Important: Invest only what you can afford to lose, and don’t have more than 5 to 10% of your net worth in cryptocurrencies.
Think about what amount of loss you cannot accept in a position with a high risk factor, and use stop limit orders to protect against sudden crashes. Set your stop limit at around 10% above your lowest limit. Although stop limits are imperfect, they are still better than not having a strategy at all, especially in the case of a crypto meltdown. But only you can decide what coins to invest in and what bags you’ll hold at the end of the day.
Diversify your holdings across multiple coins and re-balance each of your allocations periodically. Remember to hold 1/3 of your coins into low risk holdings.
Keep some of your fiat in reserve inside a FDIC insured exchange such as Gemini. Be ready to add to your wining positions during a pullback or correction.
Keep in mind that you don’t actually make money until you withdraw your profits, so take your money out when everyone else is in their FOMO bubble. This will mean that you will sleep much better once you take out the money from your principal investment.
Besides thinking about your portfolio in terms of risk categories, it’s also helpful to consider what segments you are in.
Along with thinking about your portfolio in terms of risk categories described above, I really find it helpful to think about the segments you are in.

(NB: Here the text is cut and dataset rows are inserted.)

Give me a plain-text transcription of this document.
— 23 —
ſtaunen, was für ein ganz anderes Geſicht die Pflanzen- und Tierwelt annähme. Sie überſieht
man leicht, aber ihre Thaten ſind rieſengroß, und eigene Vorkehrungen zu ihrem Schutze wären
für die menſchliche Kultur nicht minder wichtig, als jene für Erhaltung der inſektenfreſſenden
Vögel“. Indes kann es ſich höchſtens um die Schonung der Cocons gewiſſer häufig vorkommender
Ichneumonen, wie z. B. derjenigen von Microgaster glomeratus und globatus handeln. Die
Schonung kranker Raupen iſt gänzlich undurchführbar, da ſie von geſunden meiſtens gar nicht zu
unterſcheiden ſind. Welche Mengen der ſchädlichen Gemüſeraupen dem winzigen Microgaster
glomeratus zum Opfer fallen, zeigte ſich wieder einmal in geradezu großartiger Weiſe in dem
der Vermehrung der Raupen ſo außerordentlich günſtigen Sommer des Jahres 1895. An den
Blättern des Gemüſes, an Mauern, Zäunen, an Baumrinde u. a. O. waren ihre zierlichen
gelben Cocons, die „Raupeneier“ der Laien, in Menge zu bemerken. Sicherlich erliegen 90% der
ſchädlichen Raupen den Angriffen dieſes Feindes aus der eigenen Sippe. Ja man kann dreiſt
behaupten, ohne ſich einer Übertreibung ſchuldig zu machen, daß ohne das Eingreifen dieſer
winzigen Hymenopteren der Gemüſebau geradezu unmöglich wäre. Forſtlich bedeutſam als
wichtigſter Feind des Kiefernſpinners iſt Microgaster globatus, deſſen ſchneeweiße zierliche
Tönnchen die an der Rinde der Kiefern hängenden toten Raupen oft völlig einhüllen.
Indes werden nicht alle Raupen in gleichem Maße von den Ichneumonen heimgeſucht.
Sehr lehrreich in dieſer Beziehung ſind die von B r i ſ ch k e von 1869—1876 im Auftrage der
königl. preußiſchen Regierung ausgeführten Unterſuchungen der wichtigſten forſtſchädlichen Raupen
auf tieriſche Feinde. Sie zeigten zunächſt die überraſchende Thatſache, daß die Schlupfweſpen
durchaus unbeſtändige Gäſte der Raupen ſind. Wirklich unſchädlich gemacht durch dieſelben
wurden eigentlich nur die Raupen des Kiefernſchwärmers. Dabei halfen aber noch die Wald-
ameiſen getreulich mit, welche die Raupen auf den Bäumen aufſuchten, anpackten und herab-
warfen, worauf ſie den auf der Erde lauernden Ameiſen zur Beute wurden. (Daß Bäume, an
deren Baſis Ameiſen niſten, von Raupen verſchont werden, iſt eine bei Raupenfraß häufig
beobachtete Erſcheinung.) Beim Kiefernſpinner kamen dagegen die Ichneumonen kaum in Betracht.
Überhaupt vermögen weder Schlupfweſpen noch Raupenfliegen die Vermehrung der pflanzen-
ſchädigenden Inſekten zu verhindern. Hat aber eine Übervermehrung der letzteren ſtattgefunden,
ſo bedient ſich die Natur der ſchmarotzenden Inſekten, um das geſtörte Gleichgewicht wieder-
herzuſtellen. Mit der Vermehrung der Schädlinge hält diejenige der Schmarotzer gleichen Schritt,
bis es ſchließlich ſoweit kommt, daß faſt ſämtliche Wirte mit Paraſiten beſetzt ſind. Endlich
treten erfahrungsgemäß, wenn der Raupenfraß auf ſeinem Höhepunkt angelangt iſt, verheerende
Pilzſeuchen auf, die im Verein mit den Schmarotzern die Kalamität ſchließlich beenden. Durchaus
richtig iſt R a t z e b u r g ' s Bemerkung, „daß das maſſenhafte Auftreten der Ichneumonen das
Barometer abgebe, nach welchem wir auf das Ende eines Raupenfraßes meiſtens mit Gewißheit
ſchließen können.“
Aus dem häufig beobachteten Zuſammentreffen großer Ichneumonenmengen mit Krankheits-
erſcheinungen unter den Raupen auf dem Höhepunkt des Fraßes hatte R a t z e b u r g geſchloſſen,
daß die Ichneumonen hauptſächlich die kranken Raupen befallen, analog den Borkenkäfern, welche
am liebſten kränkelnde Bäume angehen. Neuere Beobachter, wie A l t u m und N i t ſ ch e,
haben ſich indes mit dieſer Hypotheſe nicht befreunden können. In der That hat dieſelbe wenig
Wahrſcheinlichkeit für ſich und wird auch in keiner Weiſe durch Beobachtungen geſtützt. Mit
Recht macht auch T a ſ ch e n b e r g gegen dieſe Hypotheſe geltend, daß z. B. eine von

OnChainFX has some segment categorizations to consider.
These segments can range from tokens that are used with applications through to stores of value such as Bitcoin.
The key point is to invest your medium and high risk selections in a segment that you understand fully, and in which you can judge the risk accurately. If you don’t understand enough about how banking works or SWIFT international layers, then don’t put your money into a coin such as Stellar. If you don’t get how a supply chain functions, then don’t put your money into VeChain.
Buffet calls this method of knowing what you have your money in “circle of competence”. Buffet invests in areas that he is comfortable with and avoids those that he doesn’t. Doing the same with cryptocurrencies could be a smart move.
It’s interesting to note that we see coin-like movements often. For example, when a coin from one segment pumps in value we will also see a related coin in the same segment increase in price e.g. Stellar following after Ripple.
Think about the historic correlations between the coins you invest in. Typically, when Bitcoin jumps in value, altcoins drop in value, at what rate depends on the type of coin. Yet when Bitcoin sees lateral movement we can see altcoins pump. If Bitcoin goes down, so does everything else.
Our Final Thoughts
This guide was written to get you to consider what return targets you should aim for with your portfolio and how much risk you are willing to take on. We also discussed what strategies you can take to mitigate those risks.
Finally, a return of around 385% might be a good starting point to work with, as this is the average CAGR over the past 3 years. You can tweak this number based on your risk appetite whilst still being realistic. What kind of crypto coins you choose need to be determined by your greed factor for above market returns. A portfolio that has 50% core holdings and 30% in medium risk and 20% in high risk coins is probably what your portfolio should look like. Newbies should aim for 70% core and 5% speculative.
Just by thinking over these things it’s possible that you’ll do better than most other crypto investors, just because most people don’t have a plan or strategy in place for their investments.